A agricultura permite produzir mais alimentos (e ter, assim, mais descendência) do que o modo de vida dos caçadores-recoletores, mas exige muito mais trabalho e empobrece o regime alimentar, pois a carne torna-se escassa. Os agricultores enfrentam as recorrentes crises de fome provocadas por inundações, secas e outros desastres. Vivem também em lugares com elevada densidade populacional, o que favorece a transmissão de doenças infeciosas e o stress social. Segundo Lieberman, a agricultura pode ter conduzido à civilização e a outro tipo de progresso, mas também à miséria e à morte em grande escala. Muitas das doenças desadaptativas que sofremos provêm dessa transição da caça e da recolha para os cultivos.
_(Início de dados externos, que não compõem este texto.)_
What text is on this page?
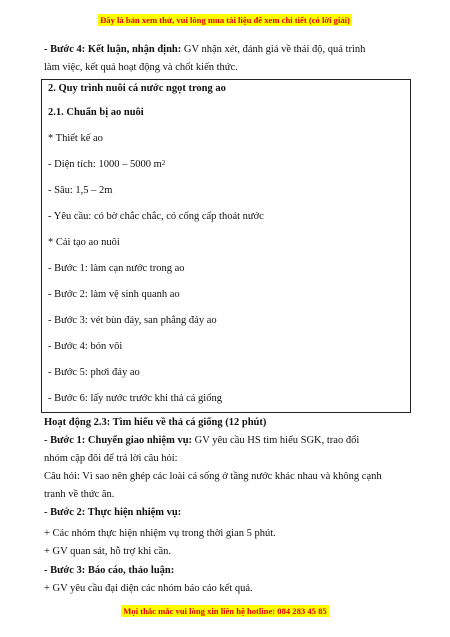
Đây là bản xem thử, vui lòng mua tài liệu để xem chi tiết (có lời giải)
- Bước 4: Kết luận, nhận định: GV nhận xét, đánh giá về thái độ, quá trình
làm việc, kết quả hoạt động và chốt kiến thức.
2. Quy trình nuôi cá nước ngọt trong ao
2.1. Chuẩn bị ao nuôi
* Thiết kế ao
- Diện tích: 1000 – 5000 $m^2$
- Sâu: 1,5 – 2m
- Yêu cầu: có bờ chắc chắc, có cống cấp thoát nước
* Cải tạo ao nuôi
- Bước 1: làm cạn nước trong ao
- Bước 2: làm vệ sinh quanh ao
- Bước 3: vét bùn đáy, san phẳng đáy ao
- Bước 4: bón vôi
- Bước 5: phơi đáy ao
- Bước 6: lấy nước trước khi thả cá giống
Hoạt động 2.3: Tìm hiểu về thả cá giống (12 phút)
- Bước 1: Chuyển giao nhiệm vụ: GV yêu cầu HS tìm hiểu SGK, trao đổi
nhóm cặp đôi để trả lời câu hỏi:
Câu hỏi: Vì sao nên ghép các loài cá sống ở tầng nước khác nhau và không cạnh
tranh về thức ăn.
- Bước 2: Thực hiện nhiệm vụ:
+ Các nhóm thực hiện nhiệm vụ trong thời gian 5 phút.
+ GV quan sát, hỗ trợ khi cần.
- Bước 3: Báo cáo, thảo luận:
+ GV yêu cầu đại diện các nhóm báo cáo kết quả.
Mọi thắc mắc vui lòng xin liên hệ hotline: 084 283 45 85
Há outra revolução na nossa história tão fundamental (ou mesmo mais) do que a agrícola: a industrial. Foi um terramoto económico e tecnológico através do qual começámos a utilizar combustíveis fósseis para gerar potência destinada às máquinas encarregadas da manufatura e do transporte de quantidades maciças de produtos.

As primeiras máquinas a vapor tinham por objetivo escoar água das galerias das minas. O engenheiro escocês James Watt (1736–1819) melhorou o seu desempenho de modo a que o recurso à força do vapor se generalizou na indústria, e as primeiras fábricas surgiram em finais do século XVIII, em Inglaterra.

Da perspetiva da biologia evolutiva, o termo "revolução" não podia ser mais apropriado do que neste caso: no decurso de algumas décadas, os seres humanos alteraram o seu contexto existencial e o meio ambiente, num processo que continua em marcha e que é hoje objeto de profunda preocupação pelas suas consequências nos ecossistemas.